8.14 Recovering From a Catastrophic Storage Controller Failure

The internal ZFS Storage Appliance uses two storage controllers to provide storage services to the rack components. If one controller goes offline due to an intentional failover, such as a reboot, the other controller takes over all required services within 1-2 minutes. In this situation the virtual machines are typically not affected and no disruptions are to be expected.

However, in the event of a catastrophic failure of a storage controller, meaning a sudden and unanticipated loss, the time required by the standby storage controller to take over all storage services increases. In this situation, because the shared ocfs2 file system used as cluster heartbeat device is located on the ZFS Storage Appliance, if the downtime exceeds the heartbeat limit then the management nodes begin the fencing process. After 25-30 minutes the management nodes eventually shut down, but during this time the ovca service, which is the appliance controller software, appears unresponsive or exceptionally slow.

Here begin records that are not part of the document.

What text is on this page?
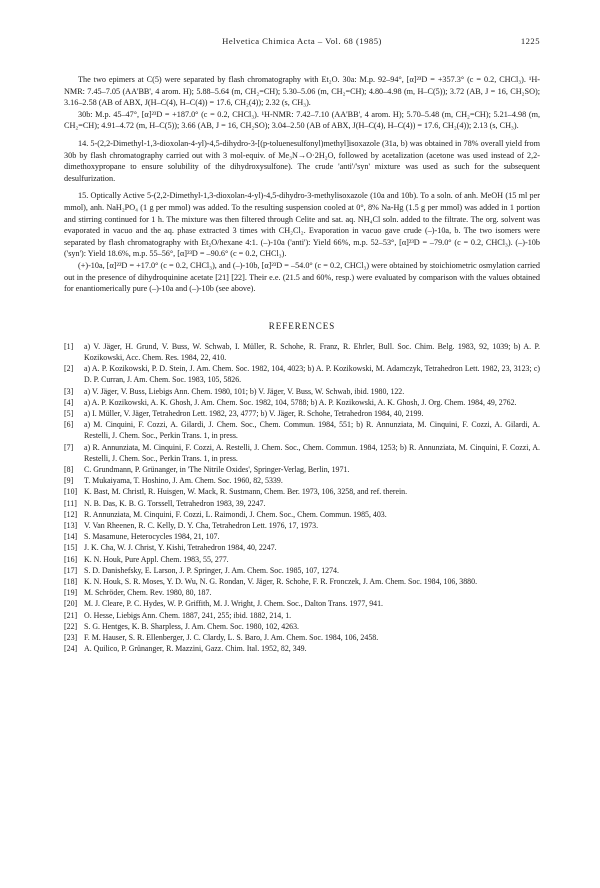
Helvetica Chimica Acta – Vol. 68 (1985)	1225

The two epimers at C(5) were separated by flash chromatography with Et₂O. 30a: M.p. 92–94°, [α]²³D = +357.3° (c = 0.2, CHCl₃). ¹H-NMR: 7.45–7.05 (AA'BB', 4 arom. H); 5.88–5.64 (m, CH₂=CH); 5.30–5.06 (m, CH₂=CH); 4.80–4.98 (m, H–C(5)); 3.72 (AB, J = 16, CH₂SO); 3.16–2.58 (AB of ABX, J(H–C(4), H–C(4)) = 17.6, CH₂(4)); 2.32 (s, CH₃).

30b: M.p. 45–47°, [α]²³D = +187.0° (c = 0.2, CHCl₃). ¹H-NMR: 7.42–7.10 (AA'BB', 4 arom. H); 5.70–5.48 (m, CH₂=CH); 5.21–4.98 (m, CH₂=CH); 4.91–4.72 (m, H–C(5)); 3.66 (AB, J = 16, CH₂SO); 3.04–2.50 (AB of ABX, J(H–C(4), H–C(4)) = 17.6, CH₂(4)); 2.13 (s, CH₃).

14. 5-(2,2-Dimethyl-1,3-dioxolan-4-yl)-4,5-dihydro-3-[(p-toluenesulfonyl)methyl]isoxazole (31a, b) was obtained in 78% overall yield from 30b by flash chromatography carried out with 3 mol-equiv. of Me₃N→O·2H₂O, followed by acetalization (acetone was used instead of 2,2-dimethoxypropane to ensure solubility of the dihydroxysulfone). The crude 'anti'/'syn' mixture was used as such for the subsequent desulfurization.

15. Optically Active 5-(2,2-Dimethyl-1,3-dioxolan-4-yl)-4,5-dihydro-3-methylisoxazole (10a and 10b). To a soln. of anh. MeOH (15 ml per mmol), anh. NaH₂PO₄ (1 g per mmol) was added. To the resulting suspension cooled at 0°, 8% Na-Hg (1.5 g per mmol) was added in 1 portion and stirring continued for 1 h. The mixture was then filtered through Celite and sat. aq. NH₄Cl soln. added to the filtrate. The org. solvent was evaporated in vacuo and the aq. phase extracted 3 times with CH₂Cl₂. Evaporation in vacuo gave crude (–)-10a, b. The two isomers were separated by flash chromatography with Et₂O/hexane 4:1. (–)-10a ('anti'): Yield 66%, m.p. 52–53°, [α]²³D = –79.0° (c = 0.2, CHCl₃). (–)-10b ('syn'): Yield 18.6%, m.p. 55–56°, [α]²³D = –90.6° (c = 0.2, CHCl₃).

(+)-10a, [α]²²D = +17.0° (c = 0.2, CHCl₃), and (–)-10b, [α]²³D = –54.0° (c = 0.2, CHCl₃) were obtained by stoichiometric osmylation carried out in the presence of dihydroquinine acetate [21] [22]. Their e.e. (21.5 and 60%, resp.) were evaluated by comparison with the values obtained for enantiomerically pure (–)-10a and (–)-10b (see above).

REFERENCES
[1]	a) V. Jäger, H. Grund, V. Buss, W. Schwab, I. Müller, R. Schohe, R. Franz, R. Ehrler, Bull. Soc. Chim. Belg. 1983, 92, 1039; b) A. P. Kozikowski, Acc. Chem. Res. 1984, 22, 410.
[2]	a) A. P. Kozikowski, P. D. Stein, J. Am. Chem. Soc. 1982, 104, 4023; b) A. P. Kozikowski, M. Adamczyk, Tetrahedron Lett. 1982, 23, 3123; c) D. P. Curran, J. Am. Chem. Soc. 1983, 105, 5826.
[3]	a) V. Jäger, V. Buss, Liebigs Ann. Chem. 1980, 101; b) V. Jäger, V. Buss, W. Schwab, ibid. 1980, 122.
[4]	a) A. P. Kozikowski, A. K. Ghosh, J. Am. Chem. Soc. 1982, 104, 5788; b) A. P. Kozikowski, A. K. Ghosh, J. Org. Chem. 1984, 49, 2762.
[5]	a) I. Müller, V. Jäger, Tetrahedron Lett. 1982, 23, 4777; b) V. Jäger, R. Schohe, Tetrahedron 1984, 40, 2199.
[6]	a) M. Cinquini, F. Cozzi, A. Gilardi, J. Chem. Soc., Chem. Commun. 1984, 551; b) R. Annunziata, M. Cinquini, F. Cozzi, A. Gilardi, A. Restelli, J. Chem. Soc., Perkin Trans. 1, in press.
[7]	a) R. Annunziata, M. Cinquini, F. Cozzi, A. Restelli, J. Chem. Soc., Chem. Commun. 1984, 1253; b) R. Annunziata, M. Cinquini, F. Cozzi, A. Restelli, J. Chem. Soc., Perkin Trans. 1, in press.
[8]	C. Grundmann, P. Grünanger, in 'The Nitrile Oxides', Springer-Verlag, Berlin, 1971.
[9]	T. Mukaiyama, T. Hoshino, J. Am. Chem. Soc. 1960, 82, 5339.
[10] K. Bast, M. Christl, R. Huisgen, W. Mack, R. Sustmann, Chem. Ber. 1973, 106, 3258, and ref. therein.
[11] N. B. Das, K. B. G. Torssell, Tetrahedron 1983, 39, 2247.
[12] R. Annunziata, M. Cinquini, F. Cozzi, L. Raimondi, J. Chem. Soc., Chem. Commun. 1985, 403.
[13] V. Van Rheenen, R. C. Kelly, D. Y. Cha, Tetrahedron Lett. 1976, 17, 1973.
[14] S. Masamune, Heterocycles 1984, 21, 107.
[15] J. K. Cha, W. J. Christ, Y. Kishi, Tetrahedron 1984, 40, 2247.
[16] K. N. Houk, Pure Appl. Chem. 1983, 55, 277.
[17] S. D. Danishefsky, E. Larson, J. P. Springer, J. Am. Chem. Soc. 1985, 107, 1274.
[18] K. N. Houk, S. R. Moses, Y. D. Wu, N. G. Rondan, V. Jäger, R. Schohe, F. R. Fronczek, J. Am. Chem. Soc. 1984, 106, 3880.
[19] M. Schröder, Chem. Rev. 1980, 80, 187.
[20] M. J. Cleare, P. C. Hydes, W. P. Griffith, M. J. Wright, J. Chem. Soc., Dalton Trans. 1977, 941.
[21] O. Hesse, Liebigs Ann. Chem. 1887, 241, 255; ibid. 1882, 214, 1.
[22] S. G. Hentges, K. B. Sharpless, J. Am. Chem. Soc. 1980, 102, 4263.
[23] F. M. Hauser, S. R. Ellenberger, J. C. Clardy, L. S. Baro, J. Am. Chem. Soc. 1984, 106, 2458.
[24] A. Quilico, P. Grünanger, R. Mazzini, Gazz. Chim. Ital. 1952, 82, 349.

If the Oracle Private Cloud Appliance experiences a catastrophic storage controller failure, follow the procedure in this section to recover and return the appliance to normal operation.

Recovering After a Catastrophic Failure of a ZFS Storage Appliance Controller

If both management nodes have fenced themselves from the cluster and have shut down, verify that all storage and cluster resources have failed over correctly to the second storage controller of the internal ZFS Storage Appliance.
When the storage services are running correctly, power on both management nodes.

When the management nodes have finished booting, log in to the master management node and verify that all required services are running.

[root@ovcamn06r1 ~]# service ovca status
Checking Oracle Fabric Manager: Running
MySQL running (6191)                       [  OK  ]
Oracle VM Manager is not running...
Oracle VM Manager CLI is running...
tinyproxy (pid 7004 7003 7002 7001 7000 6999 6998 6997 6996 6995 6989) is running...
dhcpd (pid  7021) is running...
snmptrapd (pid  7037) is running...
log server (pid 5230) is running...
remaster server (pid 5232) is running...
http server (pid 7040) is running...
taskmonitor server (pid 7044) is running...
xmlrpc server (pid 7042) is running...
nodestate server (pid 7046) is running...
sync server (pid 7048) is running...
monitor server (pid 7050) is running...

If Oracle VM Manager is not running, as is the case in the example above, then the ovmcli, ovmm and ovmm_mysql services must all be restarted in the correct order. Proceed as follows:

[root@ovcamn06r1 ~]# service ovmcli stop
Stopping Oracle VM Manager CLI                        [  OK  ]
[root@ovcamn06r1 ~]# service ovmm stop
Stopping Oracle VM Manager                            [  OK  ]
[root@ovcamn06r1 ~]# service ovmm_mysql stop
Shutting down OVMM MySQL..                            [  OK  ]

[root@ovcamn06r1 ~]# service ovmm_mysql start
Starting OVMM MySQL.                                  [  OK  ]
[root@ovcamn06r1 ~]# service ovmm start
Starting Oracle VM Manager                            [  OK  ]
[root@ovcamn06r1 ~]# service ovmm status
Oracle VM Manager is running...
[root@ovcamn06r1 ~]# service ovmcli start
Starting Oracle VM Manager CLI                        [  OK  ]

After Oracle VM Manager has been restarted successfully, verify the status of the services again.

[root@ovcamn06r1 ~]# service ovca status
Checking Oracle Fabric Manager: Running
MySQL running (12356)                       [  OK  ]
Oracle VM Manager is running...
Oracle VM Manager CLI is running...
tinyproxy (pid 7004 7003 7002 7001 7000 6999 6998 6997 6996 6995 6989) is running...
dhcpd (pid  7021) is running...
snmptrapd (pid  7037) is running...
log server (pid 5230) is running...
remaster server (pid 5232) is running...
http server (pid 7040) is running...
taskmonitor server (pid 7044) is running...
xmlrpc server (pid 7042) is running...
nodestate server (pid 7046) is running...
sync server (pid 7048) is running...
monitor server (pid 7050) is running...

Oracle PCA is back in normal operating condition.